Despertou naquele manhã de Outubro, igual aos anteriores. Ainda sem abrir os olhos, por alguns segundos não soube onde estava, mas a dor intensa no pescoço e nos ombros logo a fez lembrar. Estava no único lugar possível, exatamente onde deveria estar. Sentia que a cadeira de hospital já tinha adquirido o formato do seu corpo – ou, talvez, o seu corpo havia adquirido o formato da cadeira.

Respirou fundo e esfregou os olhos, apressando o despertar com esperança. Ajeitou a postura e olhou para Camila, que ainda dormia. Teve esperança de ver os dedos dos pés se mexerem, de ouvir os grunhidos que fazia quando acordava; esperava, até mesmo, a voz reclamando de toda a claridade excessiva no quarto. Levantou-se lentamente e foi até a cama. Segurou sua mão e estendeu-lhe um "bom dia" sussurrado, quase com medo de que a voz a despertasse, mesmo sabendo que o seu despertar era o que mais queria naquele momento.

— Bom dia... – A voz masculina cumprimentava com um tom sorridente.

— Bom dia.

— Trouxe flores. Bom, um vaso com flores. – Aproximou-se.

— Obrigada, Gui. – Gabriela sorriu pelo gesto.

— Como ela está? – Guilherme colocou o vaso ao lado da cama e segurou a outra mão direita de Camila.

— Igual, até agora tudo igual.

— Há quanto tempo você não vai pra casa?

— Por quê? – Gabriela mantinha os olhos fixos em Camila. Sabia o que viria e tentava disfarçar.

— Você tá péssima. – Sussurrou.

— Eu tô bem. Eu preciso ficar com ela. – Tentou encerrar o assunto.

— Não, você precisa ir pra casa, tomar um banho, comer e dormir decentemente, pra quando ela acordar, não ver você desse jeito, ou pode desapaixonar. – O rapaz brincou.

— ...Eu não posso deixar ela sozinha.

— Ela não vai ficar sozinha, eu fico aqui e faço companhia pra ela. Eu não sou a primeira pessoa que ela vê quando acorda há uns 12 anos. – Guilherme desfez o sorriso. – Crescer é um saco. A gente era tão unido quando era mais novo...

— Você ainda é o melhor amigo dela.

— Não, acho que não, hoje em dia eu sou só o irmão mais velho chato e engravatado.

— Ela não acha isso.

— Não?

— Não te acha engravatado.

Os dois se entreolharam e trocaram uma risada.
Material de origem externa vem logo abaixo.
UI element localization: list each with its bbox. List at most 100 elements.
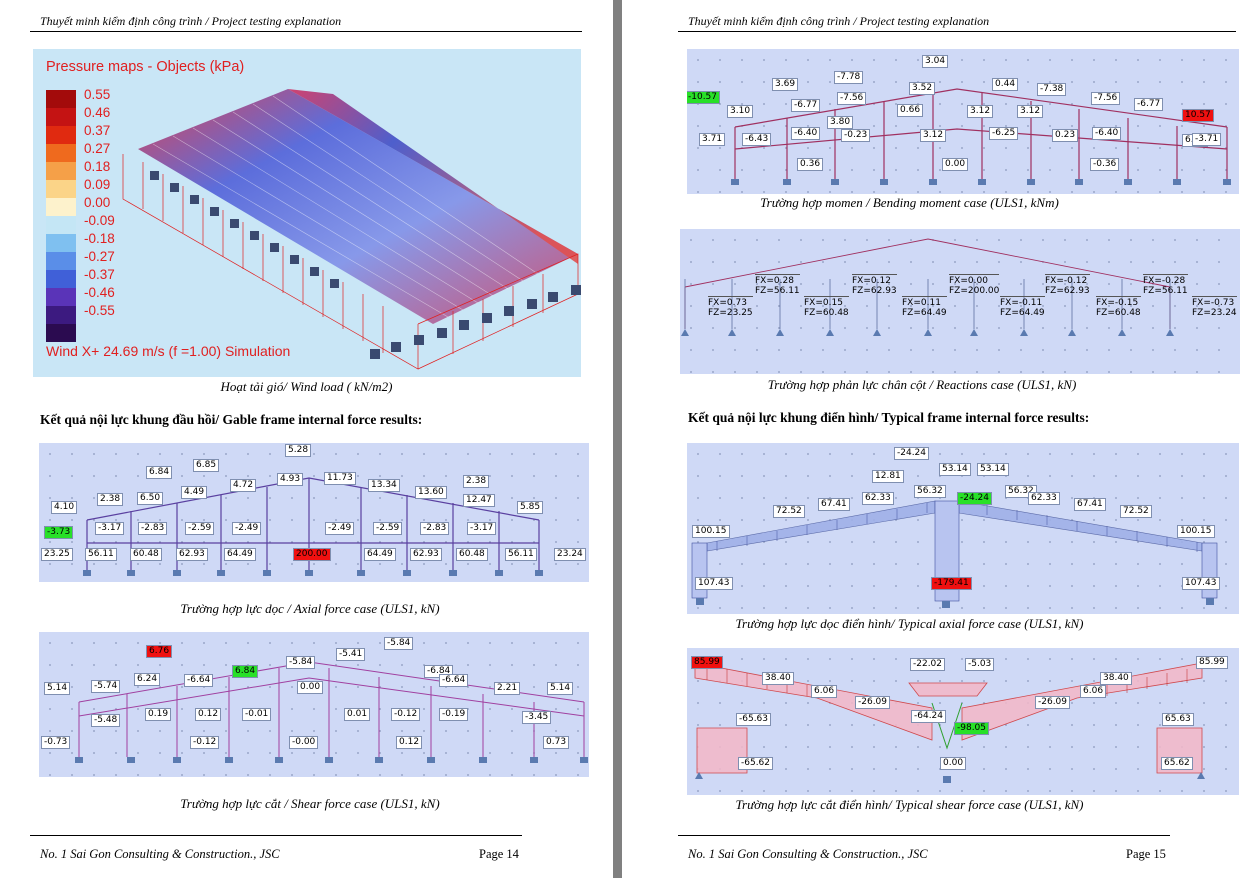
legend-row: 0.27: [46, 141, 115, 162]
force-value-label: -7.78: [834, 71, 864, 84]
reaction-label: FX=0.11 FZ=64.49: [902, 296, 947, 318]
force-value-label: 3.71: [699, 133, 726, 146]
force-value-label: 3.12: [967, 105, 994, 118]
force-value-label: -179.41: [931, 577, 972, 590]
gable-section-heading: Kết quả nội lực khung đầu hồi/ Gable fra…: [40, 412, 423, 427]
force-value-label: 5.14: [44, 682, 71, 695]
force-value-label: 11.73: [324, 472, 356, 485]
force-value-label: 13.34: [368, 479, 400, 492]
force-value-label: 56.11: [85, 548, 117, 561]
typical-axial-caption: Trường hợp lực dọc điển hình/ Typical ax…: [735, 616, 1084, 631]
force-value-label: 72.52: [1120, 505, 1152, 518]
axial-caption: Trường hợp lực dọc / Axial force case (U…: [180, 601, 440, 616]
force-value-label: -0.73: [41, 736, 71, 749]
force-value-label: 62.93: [410, 548, 442, 561]
force-value-label: 5.28: [285, 444, 312, 457]
legend-swatch: [46, 270, 76, 288]
reaction-label: FX=0.00 FZ=200.00: [949, 274, 1000, 296]
footer-rule: [678, 835, 1170, 836]
legend-row: -0.27: [46, 248, 115, 270]
force-value-label: 23.24: [554, 548, 586, 561]
legend-swatch: [46, 108, 76, 126]
force-value-label: 12.47: [463, 494, 495, 507]
force-value-label: 3.80: [827, 116, 854, 129]
reactions-caption: Trường hợp phản lực chân cột / Reactions…: [767, 377, 1077, 392]
gable-frame-axial-drawing: [83, 477, 543, 576]
reaction-label: FX=0.15 FZ=60.48: [804, 296, 849, 318]
force-value-label: -6.25: [989, 127, 1019, 140]
force-value-label: 100.15: [1177, 525, 1215, 538]
pressure-map-figure: Pressure maps - Objects (kPa) 0.55 0.46 0.…: [33, 49, 581, 377]
force-value-label: 0.12: [195, 708, 222, 721]
force-value-label: 0.36: [797, 158, 824, 171]
force-value-label: 4.72: [230, 479, 257, 492]
legend-value: 0.37: [84, 122, 111, 138]
force-value-label: -2.49: [232, 522, 262, 535]
typical-shear-caption: Trường hợp lực cắt điển hình/ Typical sh…: [735, 797, 1084, 812]
legend-row: -0.37: [46, 267, 115, 288]
force-value-label: -26.09: [855, 696, 891, 709]
reactions-frame-drawing: [681, 238, 1174, 336]
legend-row: -0.18: [46, 231, 115, 252]
force-value-label: 107.43: [695, 577, 733, 590]
force-value-label: 12.81: [872, 470, 904, 483]
reaction-label: FX=-0.12 FZ=62.93: [1045, 274, 1090, 296]
force-value-label: -0.01: [242, 708, 272, 721]
force-value-label: 0.00: [297, 681, 324, 694]
wind-simulation-label: Wind X+ 24.69 m/s (f =1.00) Simulation: [46, 343, 291, 359]
force-value-label: 13.60: [415, 486, 447, 499]
force-value-label: 3.69: [772, 78, 799, 91]
building-3d-render: [122, 89, 581, 370]
legend-row: -0.09: [46, 212, 115, 234]
force-value-label: 100.15: [692, 525, 730, 538]
legend-row: 0.18: [46, 158, 115, 180]
legend-value: 0.46: [84, 104, 111, 120]
force-value-label: -7.56: [1091, 92, 1121, 105]
force-value-label: 0.00: [940, 757, 967, 770]
force-value-label: 0.44: [992, 78, 1019, 91]
force-value-label: -5.03: [965, 658, 995, 671]
force-value-label: 64.49: [224, 548, 256, 561]
force-value-label: -6.64: [184, 674, 214, 687]
force-value-label: 53.14: [977, 463, 1009, 476]
force-value-label: 85.99: [1196, 656, 1228, 669]
force-value-label: -0.36: [1090, 158, 1120, 171]
force-value-label: 3.12: [1017, 105, 1044, 118]
force-value-label: 6.84: [232, 665, 259, 678]
force-value-label: 0.19: [145, 708, 172, 721]
legend-row: 0.46: [46, 104, 115, 126]
legend-value: -0.46: [84, 284, 115, 300]
force-value-label: -64.24: [911, 710, 947, 723]
legend-value: 0.18: [84, 158, 111, 174]
force-value-label: -26.09: [1035, 696, 1071, 709]
force-value-label: 107.43: [1182, 577, 1220, 590]
force-value-label: -5.84: [384, 637, 414, 650]
legend-swatch: [46, 324, 76, 342]
page-14: Thuyết minh kiểm định công trình / Proje…: [0, 0, 613, 878]
legend-row: -0.46: [46, 284, 115, 306]
legend-value: -0.27: [84, 248, 115, 264]
force-value-label: 6.84: [146, 466, 173, 479]
typical-axial-drawing: [691, 500, 1218, 608]
legend-value: -0.09: [84, 212, 115, 228]
page-number: Page 15: [1126, 847, 1166, 861]
force-value-label: 62.33: [862, 492, 894, 505]
force-value-label: 3.52: [909, 82, 936, 95]
force-value-label: -98.05: [954, 722, 990, 735]
gable-shear-diagram: -5.84 6.76 -5.84 -5.41 6.84 -6.84 -6.64 -6.64 6.…: [39, 632, 589, 777]
force-value-label: -5.74: [91, 680, 121, 693]
legend-swatch: [46, 90, 76, 108]
legend-value: -0.55: [84, 302, 115, 318]
force-value-label: -0.12: [190, 736, 220, 749]
legend-swatch: [46, 288, 76, 306]
force-value-label: 23.25: [41, 548, 73, 561]
force-value-label: -6.40: [791, 127, 821, 140]
legend-value: 0.09: [84, 176, 111, 192]
gable-frame-shear-drawing: [75, 661, 588, 763]
force-value-label: -3.71: [1192, 133, 1222, 146]
page-header: Thuyết minh kiểm định công trình / Proje…: [40, 14, 342, 28]
company-footer: No. 1 Sai Gon Consulting & Construction.…: [688, 847, 928, 861]
force-value-label: -5.84: [286, 656, 316, 669]
force-value-label: 56.32: [914, 485, 946, 498]
force-value-label: -65.63: [736, 713, 772, 726]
— Vai pra casa, Gabriela. Descansa. Eu tomo conta dela enquanto você estiver fora, não se preocupa, ela também é tudo pra mim. – Sorriu.

— Tudo bem. – Gabriela respirou fundo e cedeu após alguns segundos em silêncio.

— Tudo bem?

— Tudo bem. – Despediu-se de Camila com um beijo na testa. – Qualquer coisa, me liga, por favor.

— Não se preocupe...

Gabriela seguiu, quase que em modo automático, sem pensar em muita coisa. Cumprimentou com um sorriso as pessoas que já conhecia e ganhava leves toques nos ombros dos profissionais que encontrava. Acenou de longe para o pequeno senhor que cuidava dos carros no estacionamento e sentia que já estava naquela rotina há muito tempo. Dirigiu até sua casa sem pensar em nada, quase como um aparelho com pouca bateria. Subiu o elevador e sentiu o cheiro de Camila assim que abriu a porta. Tudo naquela casa tinha o seu perfume, da sua pele, do seu cabelo... Parou em frente a parede da sala e olhou as fotos de todo o tempo que estavam juntas. Conhecia cada detalhe de cada registro, desde a mais antiga, até a mais recente. Sabia que havia encontrado a metade que tanto havia procurado, e não entendeu o motivo de estarem passando por aquele momento, mas não quis questionar.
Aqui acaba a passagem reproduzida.